Floxx
- Founded: London, United Kingdom
- Predecessor: FitFinder (defunct)
- Headquarters: London, United Kingdom
- Area served: Worldwide
- Founder: Rich Martell
- Industry: Mobile applicationa
- Products: FitFinder MapChat Spottd
- Website: floxx.io
- Launched: 2011; 15 years ago

= Floxx =

Digital media agency based in London

Floxx was a digital media agency founded in 2011 and based in London, United Kingdom. The company specialised in producing mobile apps, and was named as one of the "Red Bull Future 50" companies by Real Business magazine. In 2013, Floxx started working with Barclays and The Duke of York on a series of various mobile applications.

==History==

Floxx was founded in January 2011 shortly after Rich Martell left University College London following the fallout of his viral student website, FitFinder. Late in 2010, Floxx received a £100,000 seed investment from UK Dragons Den investor Doug Richard and Silicon Valley's Kevin Wall.

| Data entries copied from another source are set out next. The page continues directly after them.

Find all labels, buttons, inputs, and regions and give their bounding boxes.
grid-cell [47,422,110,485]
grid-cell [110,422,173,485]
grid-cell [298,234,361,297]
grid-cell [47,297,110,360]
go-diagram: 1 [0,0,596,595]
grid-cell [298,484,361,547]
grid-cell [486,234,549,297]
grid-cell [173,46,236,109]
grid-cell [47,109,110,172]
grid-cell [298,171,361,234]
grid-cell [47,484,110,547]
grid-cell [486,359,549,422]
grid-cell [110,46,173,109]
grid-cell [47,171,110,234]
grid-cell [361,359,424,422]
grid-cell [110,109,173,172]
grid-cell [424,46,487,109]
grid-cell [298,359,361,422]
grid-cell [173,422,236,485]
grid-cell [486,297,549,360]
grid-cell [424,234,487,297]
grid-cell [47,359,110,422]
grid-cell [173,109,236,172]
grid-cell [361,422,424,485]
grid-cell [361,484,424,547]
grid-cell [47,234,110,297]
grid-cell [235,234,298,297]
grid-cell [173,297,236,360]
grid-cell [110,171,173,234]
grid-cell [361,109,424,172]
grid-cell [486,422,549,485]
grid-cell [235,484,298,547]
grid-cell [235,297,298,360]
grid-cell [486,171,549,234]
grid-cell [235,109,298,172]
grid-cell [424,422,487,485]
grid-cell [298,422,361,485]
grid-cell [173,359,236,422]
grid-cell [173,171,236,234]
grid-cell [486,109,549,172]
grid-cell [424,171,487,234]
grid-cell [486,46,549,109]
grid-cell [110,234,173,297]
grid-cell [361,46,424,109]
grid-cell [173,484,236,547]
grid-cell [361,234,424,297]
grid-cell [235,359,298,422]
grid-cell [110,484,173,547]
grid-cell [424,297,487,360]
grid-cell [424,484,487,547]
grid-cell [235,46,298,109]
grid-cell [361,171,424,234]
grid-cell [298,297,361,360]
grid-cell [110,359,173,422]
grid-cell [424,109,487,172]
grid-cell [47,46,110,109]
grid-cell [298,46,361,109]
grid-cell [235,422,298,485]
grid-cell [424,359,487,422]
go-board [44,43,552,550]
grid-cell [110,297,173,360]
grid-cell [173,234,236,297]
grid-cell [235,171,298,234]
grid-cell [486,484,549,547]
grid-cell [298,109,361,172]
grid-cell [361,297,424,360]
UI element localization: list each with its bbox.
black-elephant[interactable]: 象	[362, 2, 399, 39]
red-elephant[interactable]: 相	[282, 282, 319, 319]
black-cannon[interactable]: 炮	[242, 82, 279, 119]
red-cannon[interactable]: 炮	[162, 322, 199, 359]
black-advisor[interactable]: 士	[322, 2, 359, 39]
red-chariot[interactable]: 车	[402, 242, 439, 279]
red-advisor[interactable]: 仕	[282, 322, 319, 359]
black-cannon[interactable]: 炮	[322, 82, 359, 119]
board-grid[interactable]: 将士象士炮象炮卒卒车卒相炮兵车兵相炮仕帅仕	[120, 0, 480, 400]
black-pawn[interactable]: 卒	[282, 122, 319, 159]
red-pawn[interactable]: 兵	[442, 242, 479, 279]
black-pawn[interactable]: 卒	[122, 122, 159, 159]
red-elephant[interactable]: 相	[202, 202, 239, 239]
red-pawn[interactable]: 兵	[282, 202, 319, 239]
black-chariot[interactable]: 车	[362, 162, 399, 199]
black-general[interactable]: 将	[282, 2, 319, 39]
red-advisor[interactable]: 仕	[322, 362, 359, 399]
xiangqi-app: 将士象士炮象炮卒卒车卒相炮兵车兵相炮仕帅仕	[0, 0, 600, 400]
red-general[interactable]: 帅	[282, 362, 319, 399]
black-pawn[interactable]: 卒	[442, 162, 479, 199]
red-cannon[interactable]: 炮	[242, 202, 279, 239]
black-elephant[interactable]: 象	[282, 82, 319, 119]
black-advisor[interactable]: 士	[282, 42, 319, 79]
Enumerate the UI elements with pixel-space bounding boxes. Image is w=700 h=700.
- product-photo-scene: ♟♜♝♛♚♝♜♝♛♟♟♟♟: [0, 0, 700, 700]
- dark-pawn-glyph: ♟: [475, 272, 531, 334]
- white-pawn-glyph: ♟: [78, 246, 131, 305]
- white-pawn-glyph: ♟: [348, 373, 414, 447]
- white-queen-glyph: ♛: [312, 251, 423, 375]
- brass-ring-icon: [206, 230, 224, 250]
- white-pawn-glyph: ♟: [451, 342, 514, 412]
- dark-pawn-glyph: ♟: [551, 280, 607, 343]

At the time of its launch, the company was based around the so-called Silicon Roundabout but moved to allow for expansion in 2012. In 2014, Floxx opened an office in Covent Garden, London.

==FitFinder==

Floxx was set up following the viral expansion of FitFinder while he was still an undergraduate student at University College London. FitFinder is based on the concept of anonymously posting both location and description of an attractive person whom one has spotted; this post is then immediately placed on the 'FitFeed', where it can be viewed by anyone.

==Hackathons==

Floxx are well known for their hackathon culture. The 2011 Hackathon took place on 15th Dec 2011 and was live streamed to over 50 countries. For 24 hours the team worked to think up, design and build a product in 24 hours. The following week they unveiled that they had created the website desertislanddiscs.co.uk (inspired by the BBC radio show) which allowed users to log on and choose their own Desert Island Discs.